『自分にできることは何か』

自分にできることは何か。無力でおろかしい自分が、周りの愛する人びとのためにしなければならないまず最初のことは何か。

自分にできることは何か、この現実からはじめるべきなのです。

伝教太子は名前を最澄といいますが、奈良時代からっ平安時代にかわる、日本の心の歴史でも大切なあけぼのの時代に、中国から本覺の教えという菩薩の精神を日本に伝え、比叡山をひらきました。
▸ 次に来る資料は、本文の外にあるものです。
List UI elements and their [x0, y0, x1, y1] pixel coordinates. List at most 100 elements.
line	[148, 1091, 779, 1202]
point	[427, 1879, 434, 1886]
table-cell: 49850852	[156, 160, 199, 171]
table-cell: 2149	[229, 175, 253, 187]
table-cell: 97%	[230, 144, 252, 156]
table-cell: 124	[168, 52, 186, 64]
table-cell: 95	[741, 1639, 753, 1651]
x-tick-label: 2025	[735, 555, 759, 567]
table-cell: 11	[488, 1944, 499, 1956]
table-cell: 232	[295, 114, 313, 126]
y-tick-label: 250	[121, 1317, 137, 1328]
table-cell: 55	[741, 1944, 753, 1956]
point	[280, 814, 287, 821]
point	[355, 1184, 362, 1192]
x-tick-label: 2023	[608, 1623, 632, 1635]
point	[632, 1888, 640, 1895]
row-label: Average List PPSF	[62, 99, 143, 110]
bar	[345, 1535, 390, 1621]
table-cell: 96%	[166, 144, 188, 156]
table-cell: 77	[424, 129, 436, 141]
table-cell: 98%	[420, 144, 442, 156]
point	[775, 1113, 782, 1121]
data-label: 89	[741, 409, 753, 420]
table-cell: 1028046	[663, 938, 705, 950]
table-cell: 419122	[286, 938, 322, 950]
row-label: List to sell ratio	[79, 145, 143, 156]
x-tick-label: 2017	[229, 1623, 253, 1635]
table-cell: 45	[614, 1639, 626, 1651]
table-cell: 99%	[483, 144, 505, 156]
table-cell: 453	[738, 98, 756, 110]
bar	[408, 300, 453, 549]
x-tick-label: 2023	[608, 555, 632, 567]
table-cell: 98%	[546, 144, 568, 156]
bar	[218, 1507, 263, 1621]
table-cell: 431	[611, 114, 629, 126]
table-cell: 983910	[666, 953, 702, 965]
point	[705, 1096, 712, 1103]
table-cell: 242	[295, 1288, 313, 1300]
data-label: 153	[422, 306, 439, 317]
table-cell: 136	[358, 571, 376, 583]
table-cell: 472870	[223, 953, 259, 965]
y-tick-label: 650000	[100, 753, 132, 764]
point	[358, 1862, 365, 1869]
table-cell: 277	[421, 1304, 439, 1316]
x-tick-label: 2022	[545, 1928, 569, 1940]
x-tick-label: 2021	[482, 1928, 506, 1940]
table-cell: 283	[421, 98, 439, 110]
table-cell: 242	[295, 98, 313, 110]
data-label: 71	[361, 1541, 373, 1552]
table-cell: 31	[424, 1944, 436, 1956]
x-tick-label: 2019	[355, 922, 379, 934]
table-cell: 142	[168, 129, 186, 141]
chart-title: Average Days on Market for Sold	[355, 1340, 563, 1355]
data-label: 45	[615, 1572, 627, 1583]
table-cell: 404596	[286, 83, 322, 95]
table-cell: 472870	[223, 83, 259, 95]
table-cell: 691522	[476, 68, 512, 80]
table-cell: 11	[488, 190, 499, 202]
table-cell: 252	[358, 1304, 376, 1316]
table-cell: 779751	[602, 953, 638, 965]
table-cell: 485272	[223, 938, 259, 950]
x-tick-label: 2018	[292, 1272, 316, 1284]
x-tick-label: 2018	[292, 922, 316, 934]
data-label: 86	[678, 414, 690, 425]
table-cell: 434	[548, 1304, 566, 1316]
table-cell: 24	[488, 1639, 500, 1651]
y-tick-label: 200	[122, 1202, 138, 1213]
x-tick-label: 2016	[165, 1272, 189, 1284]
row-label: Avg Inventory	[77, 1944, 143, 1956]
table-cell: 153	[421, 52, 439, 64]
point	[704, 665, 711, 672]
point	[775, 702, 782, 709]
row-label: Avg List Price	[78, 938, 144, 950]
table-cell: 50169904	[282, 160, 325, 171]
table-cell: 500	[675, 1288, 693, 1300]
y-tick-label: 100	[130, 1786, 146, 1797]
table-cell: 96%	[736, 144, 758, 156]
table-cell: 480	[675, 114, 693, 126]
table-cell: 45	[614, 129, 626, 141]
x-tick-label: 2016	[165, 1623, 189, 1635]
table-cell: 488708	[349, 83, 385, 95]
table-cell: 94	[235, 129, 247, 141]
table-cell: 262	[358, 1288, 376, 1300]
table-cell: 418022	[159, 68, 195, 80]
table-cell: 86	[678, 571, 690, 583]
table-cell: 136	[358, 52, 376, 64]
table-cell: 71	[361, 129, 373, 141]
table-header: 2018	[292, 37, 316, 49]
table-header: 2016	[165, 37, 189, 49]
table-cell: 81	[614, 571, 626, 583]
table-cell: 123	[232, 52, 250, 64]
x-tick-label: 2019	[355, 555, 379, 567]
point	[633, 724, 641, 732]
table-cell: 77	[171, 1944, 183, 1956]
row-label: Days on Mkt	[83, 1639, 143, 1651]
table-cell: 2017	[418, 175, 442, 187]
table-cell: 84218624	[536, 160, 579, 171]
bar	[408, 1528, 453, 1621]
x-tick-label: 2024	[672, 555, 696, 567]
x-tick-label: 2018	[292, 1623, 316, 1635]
その著書の中に「顕戒論」という、菩薩精神による戒律のあり方(大乗仏教の戒律)をあきらかにした書物があります。

その中で、修行をはじめる前の人の戒律には「随分の威儀」ということをいいます。

その人の能力に応じ、分にしたがって戒律を守ればよいというのです。

しかも、そのあとにつづけて「一分の菩薩」「具分の菩薩」というのです。

一分の菩薩というのは、たった一つの願いを守って人の心を大切にする人ということであり、具分の菩薩というのは、なすべきことを十分(具分)になすことによって、人の心を大切にしてゆく人ということです。

私たちはこの一分の菩薩になることからはじめるべきです。

一を守って人の心を大切にし、自分の心を大事にする、それによって心の安定を得る人になるべきだと思います。

伝教太子の有名なお言葉、「一隅を照らすもの」これが一番尊いとのお言葉も、一つながるが故に立派だと思います。

「仏教伝道協会の人生は丹精より引用させて頂きました」

 

◎仏教の戒律は沢山あり在家では守ることは難しいです。せめて(生き物を殺さない、他人の物を盗まない、不倫、浮気をしない、嘘をつかない、お酒を呑まない)の五戒を守りたいです。